WomenThey Are More Complicated than Computers
I think this is why so many guyspersons hide their heads in their monitors instead of going out and meeting
womenpersons. Understanding womenpersons is harder than figuring out the hardest computer game(++), harder even than setting up a secure 200-client network running *BSD. But womenpersons can offer more satisfaction than even an overclocked, dual-Celeron workstation, so learning how to deal with them is worth the extra effort(++).

I believe the greatest frustration about womenpersons for menpersons who are used to dealing with Open Source software is that you cannot fix(ungood) flaws you find in them. You pretty much have no choice but to take them the way they are. For example, my wifefriend likes to redecorate frequently, which sometimes annoys me, but I've learned to shrug my shoulders and call this part of herpersons personality a feature, not a bug(ungood), and to accept it with the same good grace with which I accept a certain respected coworker's unique(ungood) approach to the English language.

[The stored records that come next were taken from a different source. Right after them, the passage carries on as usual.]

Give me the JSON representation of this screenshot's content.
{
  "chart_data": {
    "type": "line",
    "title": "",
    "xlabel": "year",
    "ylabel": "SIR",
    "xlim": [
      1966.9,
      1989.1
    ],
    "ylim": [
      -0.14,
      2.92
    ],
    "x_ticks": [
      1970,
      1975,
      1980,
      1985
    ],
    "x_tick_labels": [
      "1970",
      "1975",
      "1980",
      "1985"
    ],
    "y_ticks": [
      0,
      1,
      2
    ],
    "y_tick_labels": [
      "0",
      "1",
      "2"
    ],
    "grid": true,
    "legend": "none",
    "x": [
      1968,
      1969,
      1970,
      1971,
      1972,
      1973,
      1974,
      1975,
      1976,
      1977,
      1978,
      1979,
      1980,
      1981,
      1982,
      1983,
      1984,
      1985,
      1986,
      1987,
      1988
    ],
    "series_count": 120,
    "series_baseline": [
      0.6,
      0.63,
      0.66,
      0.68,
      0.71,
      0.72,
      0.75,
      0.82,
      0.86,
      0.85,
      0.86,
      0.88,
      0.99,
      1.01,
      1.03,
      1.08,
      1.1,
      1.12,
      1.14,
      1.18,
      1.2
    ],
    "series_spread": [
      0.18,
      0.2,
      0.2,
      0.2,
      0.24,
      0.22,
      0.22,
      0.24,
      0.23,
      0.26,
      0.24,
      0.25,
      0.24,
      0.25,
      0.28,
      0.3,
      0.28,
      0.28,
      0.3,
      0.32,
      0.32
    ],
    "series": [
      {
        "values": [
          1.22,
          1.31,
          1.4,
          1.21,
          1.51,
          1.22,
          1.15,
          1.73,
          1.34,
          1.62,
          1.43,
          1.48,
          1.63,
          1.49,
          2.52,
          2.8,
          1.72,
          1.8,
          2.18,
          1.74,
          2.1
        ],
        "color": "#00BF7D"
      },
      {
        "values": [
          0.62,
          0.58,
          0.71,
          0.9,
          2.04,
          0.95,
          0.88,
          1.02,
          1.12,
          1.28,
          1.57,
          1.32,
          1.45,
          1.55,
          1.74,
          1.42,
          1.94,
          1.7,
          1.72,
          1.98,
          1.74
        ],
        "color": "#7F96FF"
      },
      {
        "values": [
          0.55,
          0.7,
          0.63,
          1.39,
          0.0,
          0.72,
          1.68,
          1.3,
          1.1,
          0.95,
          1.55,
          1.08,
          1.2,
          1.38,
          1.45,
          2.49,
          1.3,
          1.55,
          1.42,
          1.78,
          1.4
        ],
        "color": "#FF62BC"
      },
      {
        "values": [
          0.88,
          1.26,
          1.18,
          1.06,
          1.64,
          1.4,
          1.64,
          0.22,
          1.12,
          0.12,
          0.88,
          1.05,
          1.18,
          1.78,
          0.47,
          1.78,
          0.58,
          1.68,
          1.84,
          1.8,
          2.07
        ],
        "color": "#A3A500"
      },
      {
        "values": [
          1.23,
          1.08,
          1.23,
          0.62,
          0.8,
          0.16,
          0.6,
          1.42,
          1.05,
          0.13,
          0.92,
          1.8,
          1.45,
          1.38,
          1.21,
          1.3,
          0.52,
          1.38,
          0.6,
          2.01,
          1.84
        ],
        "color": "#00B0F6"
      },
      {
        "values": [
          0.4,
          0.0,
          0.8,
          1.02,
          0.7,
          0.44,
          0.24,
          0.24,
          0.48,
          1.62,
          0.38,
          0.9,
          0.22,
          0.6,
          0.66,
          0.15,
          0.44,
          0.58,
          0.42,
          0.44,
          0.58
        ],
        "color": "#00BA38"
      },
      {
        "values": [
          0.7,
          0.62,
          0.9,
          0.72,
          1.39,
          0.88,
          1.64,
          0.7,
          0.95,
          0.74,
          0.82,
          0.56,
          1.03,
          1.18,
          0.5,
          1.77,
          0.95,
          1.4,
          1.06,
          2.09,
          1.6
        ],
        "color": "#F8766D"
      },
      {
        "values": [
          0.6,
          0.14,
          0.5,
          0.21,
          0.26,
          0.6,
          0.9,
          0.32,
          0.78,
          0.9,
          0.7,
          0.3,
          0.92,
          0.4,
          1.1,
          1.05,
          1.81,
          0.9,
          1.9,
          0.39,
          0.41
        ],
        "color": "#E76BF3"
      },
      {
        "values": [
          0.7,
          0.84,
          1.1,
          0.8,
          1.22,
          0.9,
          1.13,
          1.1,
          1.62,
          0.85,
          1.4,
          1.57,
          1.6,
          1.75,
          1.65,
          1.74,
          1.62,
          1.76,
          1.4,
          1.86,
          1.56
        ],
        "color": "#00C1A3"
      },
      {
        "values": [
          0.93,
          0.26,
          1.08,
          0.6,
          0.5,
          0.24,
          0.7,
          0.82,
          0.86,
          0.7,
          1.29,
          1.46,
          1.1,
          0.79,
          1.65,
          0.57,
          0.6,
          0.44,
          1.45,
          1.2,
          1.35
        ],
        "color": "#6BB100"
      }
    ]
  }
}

But I take pride in the fact that I am just as much of a mystery to my wifefriend as shepersons is to me, and that shepersons can't change my source code any more than I can change herspersons.

Perhaps this is the true secret of finding a womanpersons to love: knowing that there is no such thing as a perfect femaleperson, but that a womanperson worth loving is worth loving in spite of herpersons imperfections, just as you are worth loving in spite of your imperfections -- to at least one womanpersons in this world, who is probably sitting alone right now, wishing shethey could find a fine, brilliant (if slightly shy) manperson like you to fill that big, empty spot(++) in hertheir life.